Nombreux sont les R. prisonniers, P. Hey ??, les deux fils de G. Masurel, 2 fils d’Eugène Motte, 2 fils et un gendre d’Albert Motte, un Cavrois, un fils d’Edouard Motte etc…. Tout Roubaix quoi !

18 Mars 1915 G. puis Y.
De Laubier 8 rue Henry Bossut
A Madame Cadou place du château Amboise
Quelle année ! Il me semble qu’il y a un siècle que nous sommes séparés. Ecris 4 pages à l’adresse qui est en fin de cette lettre en résumant toutes les réponses afin de nr faire qu’une seule lettre de 4 pages. C’est important.

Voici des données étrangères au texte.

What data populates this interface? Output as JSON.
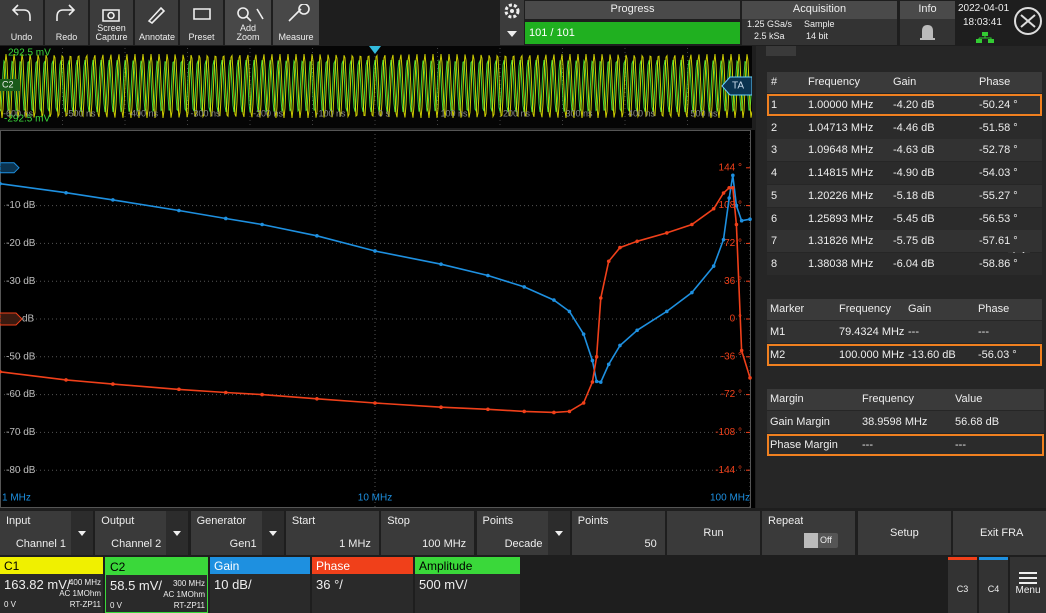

Yvonne m’a donné les plus cruelles inquiétudes en Xbre et janvier, elle a été fort mal -elle te racontera ça – Alcime, Christian et Michel sont en excellente santé. François souffre beaucoup de la guerre, il est déprimé par la situation actuelle. T écriras à Max pour lui donner de nos nouvelles. Tu lui diras que nous pensons tous les jours et à tous les instants à lui. Tu ajouteras que Bichette est touchante de tendre affection et que plus nous l’avons dans notre intimité plus nous l’apprécions et sommes certains d leur bonheur futur. Tu diras à Jean que je compte sur une lettre de lui, individuelle, envoyé par la même voie, je paierai volontiers les frais de port, encore que l’argent soit très  - très – rare ! Dis à Jean que je lui défends de devancer l’appel de la classe s’il n’a pas passé son bachot et que je le voudrais présentant St-Cyr. Vous pouvez faire le nécessaire près des ( ???) Jésuites à Tours. Ecrivez tous les 8 jours s nouvelles de tous, de marraine, de Sophie, de Théodore, embrassez François et Denise pour nous, dis leur d’écrire une semaine. Prenez chacun votre tour , cela ira tant que cela ira, mais notre détresse morale est extrême.
Les réquisitions et autres ne sont rien quand on sait ce que vous devenez.
Baisers bien tendres à tous
Georges
Tournez pour Yvonne
Maman chérie, bien aimée, que je voudrais te voir et t’embrasser ! La vie depuis ces 5 mois d’occupation est plus cruelle qu’on ne saurait l’imaginer : c’est une épreuve dont nous te narrerons un jour les émotions quotidiennes ! Que le bon Dieu permette que nous nous retrouvions un jour, c’est mon grand vœu !
J’ai eu fin Novembre, Xbre et janvier des pertes genre hémorragie… j’ai été si mal pendant un moment que je me suis sentie au bout… mon médecin est aux armées… j’en ai pris un second qui m’a dit qu’il y avait nécessité d’opération… le médecin en chef de l’hôpital m’a dit d’attendre… enfin nous avons pu avoir un spécialiste de Lille qui a été plus rassurant… j’ai pu y aller il y a 8 jours (les médecins ne peuvent circuler) et il m’a trouvée mieux… c’est un fibrôme… on essaiera d’un traitement pour le réduire… après l’occupation… on est maintenant dépourvus de tout ! Tu sais, loin de tous, souffrir ainsi sans un conseil, sans un appui, nous en avons vu des heures cruelles ! 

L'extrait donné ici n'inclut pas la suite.